Nazis, revealing an obsessive need for moral denigration.11
The Harvard/MIT divestment petition that Butler champions against Summers was promoted at MIT by Noam Chomsky, a person who would be rendered almost speechless on the subject of Israel if deprived of the epithet "Nazi"; it was promoted at Harvard by Professor Paul Hanson, who referred to Israel as the "pariah" state. Butler was herself among the "first signatories" of a July 28, 2003 petition that uses the Israeli-Nazi equation beloved of nearly all denigrators of the Zionist enterprise (going back to British official circles in Cairo in 1941) by stating that "concrete, barbed wire and electronic fortifications whose precedents...belong to the totalitarian tradition" were transforming the Israel "'defense forces'" (again the rhetorical quotation marks) and indeed "Israeli citizens themselves into a people of camp wardens."12
 
And so it would seem that, for Butler, "Language plays an important role in shaping and attuning our...understanding of social and political realities"13 except when it happens to be the antisemitic language that demonizes Israel as the devil's own experiment station, black as Gehenna and the pit of hell.

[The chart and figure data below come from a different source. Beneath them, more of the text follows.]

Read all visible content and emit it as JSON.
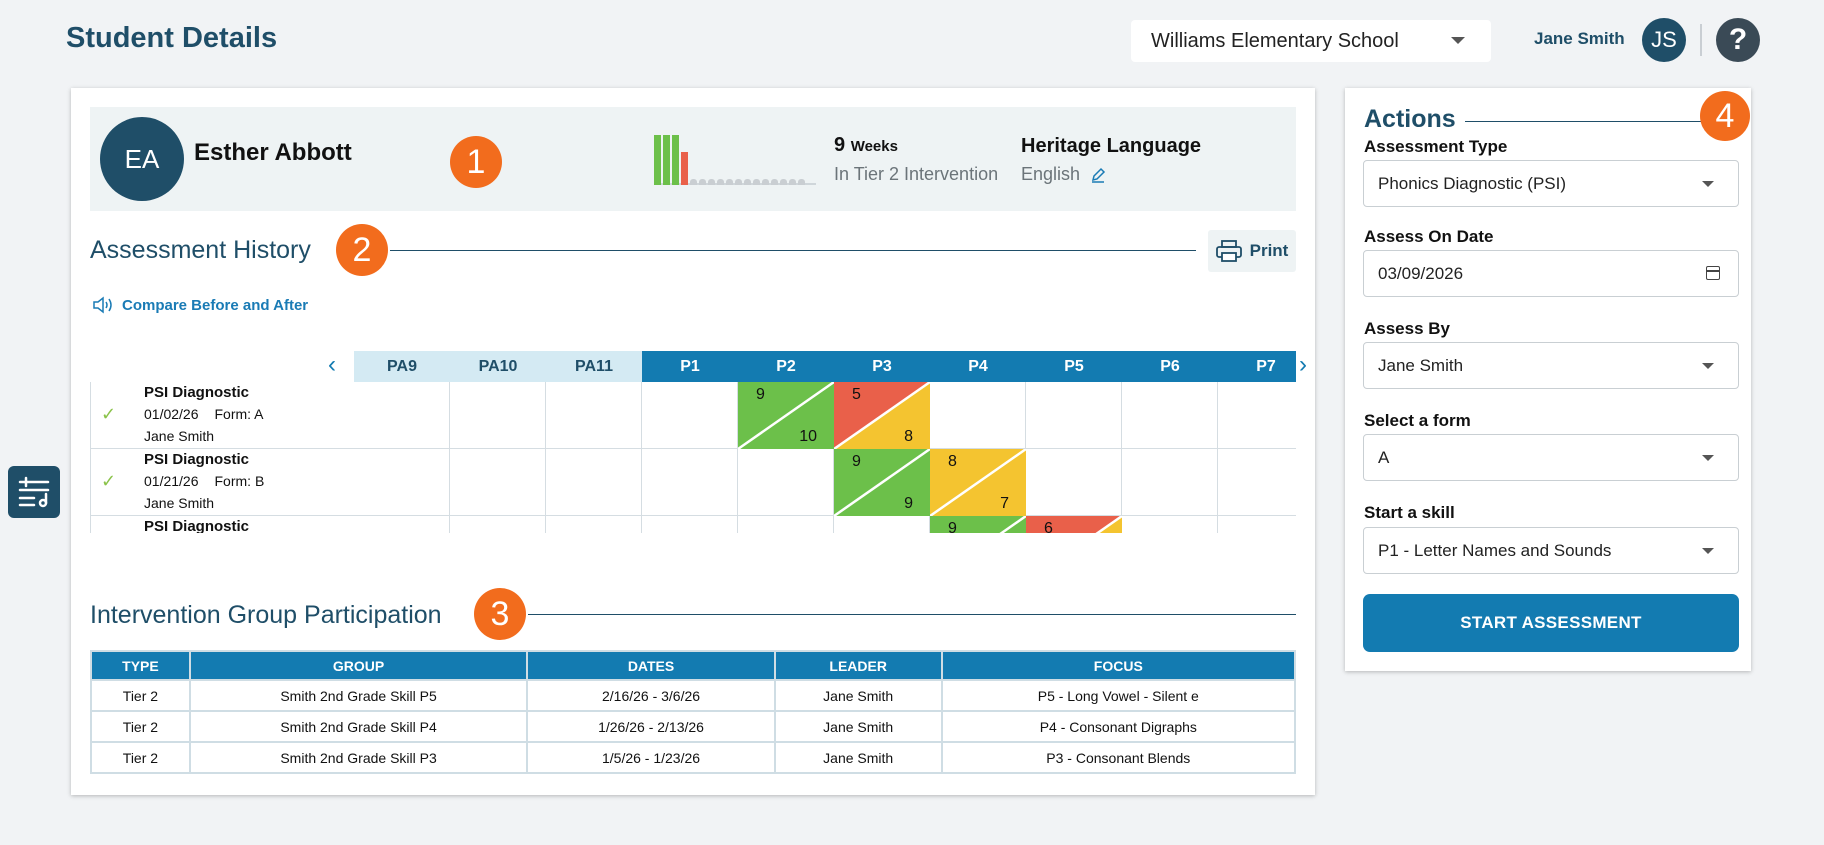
{
  "header": {
    "title": "Student Details",
    "school": "Williams Elementary School",
    "user_name": "Jane Smith",
    "user_initials": "JS",
    "help_glyph": "?"
  },
  "profile": {
    "initials": "EA",
    "name": "Esther Abbott",
    "weeks_count": "9",
    "weeks_unit": "Weeks",
    "weeks_label": "In Tier 2 Intervention",
    "heritage_title": "Heritage Language",
    "heritage_value": "English",
    "weekly_bars": [
      {
        "level": 0.9,
        "color": "#6cc04a"
      },
      {
        "level": 0.9,
        "color": "#6cc04a"
      },
      {
        "level": 0.9,
        "color": "#6cc04a"
      },
      {
        "level": 0.6,
        "color": "#e9604a"
      }
    ],
    "empty_weeks": 13
  },
  "badges": [
    "1",
    "2",
    "3",
    "4"
  ],
  "history": {
    "title": "Assessment History",
    "print_label": "Print",
    "compare_label": "Compare Before and After",
    "columns": [
      "PA9",
      "PA10",
      "PA11",
      "P1",
      "P2",
      "P3",
      "P4",
      "P5",
      "P6",
      "P7"
    ],
    "rows": [
      {
        "name": "PSI Diagnostic",
        "date": "01/02/26",
        "form": "Form: A",
        "assessor": "Jane Smith",
        "cells": [
          {
            "col": 4,
            "top": "9",
            "bottom": "10",
            "top_color": "#6cc04a",
            "bottom_color": "#6cc04a"
          },
          {
            "col": 5,
            "top": "5",
            "bottom": "8",
            "top_color": "#e9604a",
            "bottom_color": "#f4c430"
          }
        ]
      },
      {
        "name": "PSI Diagnostic",
        "date": "01/21/26",
        "form": "Form: B",
        "assessor": "Jane Smith",
        "cells": [
          {
            "col": 5,
            "top": "9",
            "bottom": "9",
            "top_color": "#6cc04a",
            "bottom_color": "#6cc04a"
          },
          {
            "col": 6,
            "top": "8",
            "bottom": "7",
            "top_color": "#f4c430",
            "bottom_color": "#f4c430"
          }
        ]
      },
      {
        "name": "PSI Diagnostic",
        "date": "",
        "form": "",
        "assessor": "",
        "cells": [
          {
            "col": 6,
            "top": "9",
            "bottom": "",
            "top_color": "#6cc04a",
            "bottom_color": "#6cc04a"
          },
          {
            "col": 7,
            "top": "6",
            "bottom": "",
            "top_color": "#e9604a",
            "bottom_color": "#f4c430"
          }
        ]
      }
    ]
  },
  "groups": {
    "title": "Intervention Group Participation",
    "headers": [
      "TYPE",
      "GROUP",
      "DATES",
      "LEADER",
      "FOCUS"
    ],
    "rows": [
      [
        "Tier 2",
        "Smith 2nd Grade Skill P5",
        "2/16/26 - 3/6/26",
        "Jane Smith",
        "P5 - Long Vowel - Silent e"
      ],
      [
        "Tier 2",
        "Smith 2nd Grade Skill P4",
        "1/26/26 - 2/13/26",
        "Jane Smith",
        "P4 - Consonant Digraphs"
      ],
      [
        "Tier 2",
        "Smith 2nd Grade Skill P3",
        "1/5/26 - 1/23/26",
        "Jane Smith",
        "P3 - Consonant Blends"
      ]
    ]
  },
  "actions": {
    "title": "Actions",
    "assessment_type_label": "Assessment Type",
    "assessment_type_value": "Phonics Diagnostic (PSI)",
    "assess_date_label": "Assess On Date",
    "assess_date_value": "03/09/2026",
    "assess_by_label": "Assess By",
    "assess_by_value": "Jane Smith",
    "form_label": "Select a form",
    "form_value": "A",
    "skill_label": "Start a skill",
    "skill_value": "P1 - Letter Names and Sounds",
    "start_button": "START ASSESSMENT"
  }
}
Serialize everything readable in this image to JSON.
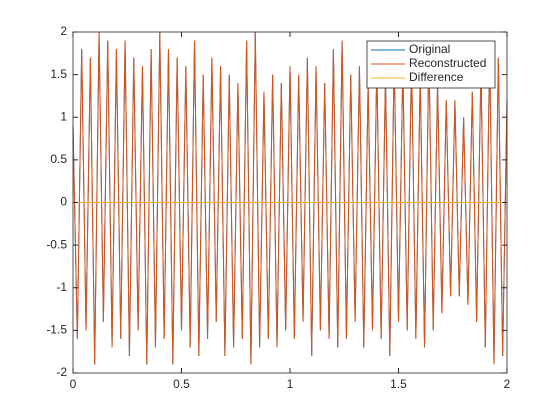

Edward Alexander is professor of English at University of Washington and the author of IRVING HOWE--SOCIALIST, CRITIC, JEW (Indiana University Press).
 
Notes:
1. The full text of Summers' speech may be found in CONGRESS MONTHLY
(September/October 2003)
2. Ruth Wisse, "How Harvard and MIT Professors are Planting a Seed of Malevolence," NEW YORK SUN, 20 May 2002.
3. LONDON REVIEW OF BOOKS, 21 August 2003.
4. Ibid.
5. HA'ARETZ interview of 6 January 2004.
6. JUDAISM, 52 (Winter/Spring2003), 111.
7. A delicious letter from a reader published in LONDON REVIEW on 11 September 2003 thanked Butler for saving him from thinking of himself as an antisemite: "As someone rather too ready to allow strong disapproval of Israel's policies to slide into anti-semitic prejudice, may I say how illuminating and helpful I found Judith Butler's article." Very helpful indeed. The only letter printed by the journal critical of Butler's essay was by Mona Baker, originator of the academic boycott of Israel: she found Butler too soft on Zionists and was angered at Butler's linking her to the arch-villain Summers himself.
8. Butler's feminist followers may wish to contemplate the following statistic: of the Palestinian fatalities at that stage of "Intifada II" 116 were women; of the Israel fatalities 271 were women.
9. Jeffrey Boutwell and Michael T. Klare, "Special Report: Waging a New Kind of War," SCIENTIFIC AMERICAN, 282 June 2000).
10. LONDON REVIEW OF BOOKS, 21 August 2003.
11. "The Demons of Europe," COMMENTARY, 117 (January 2004), 30.
12. "Israel and Palestine: Stop the Wall Immediately" petition.
13. "A 'Bad' Writer Bites Back," NEW YORK TIMES, 20 March 1999.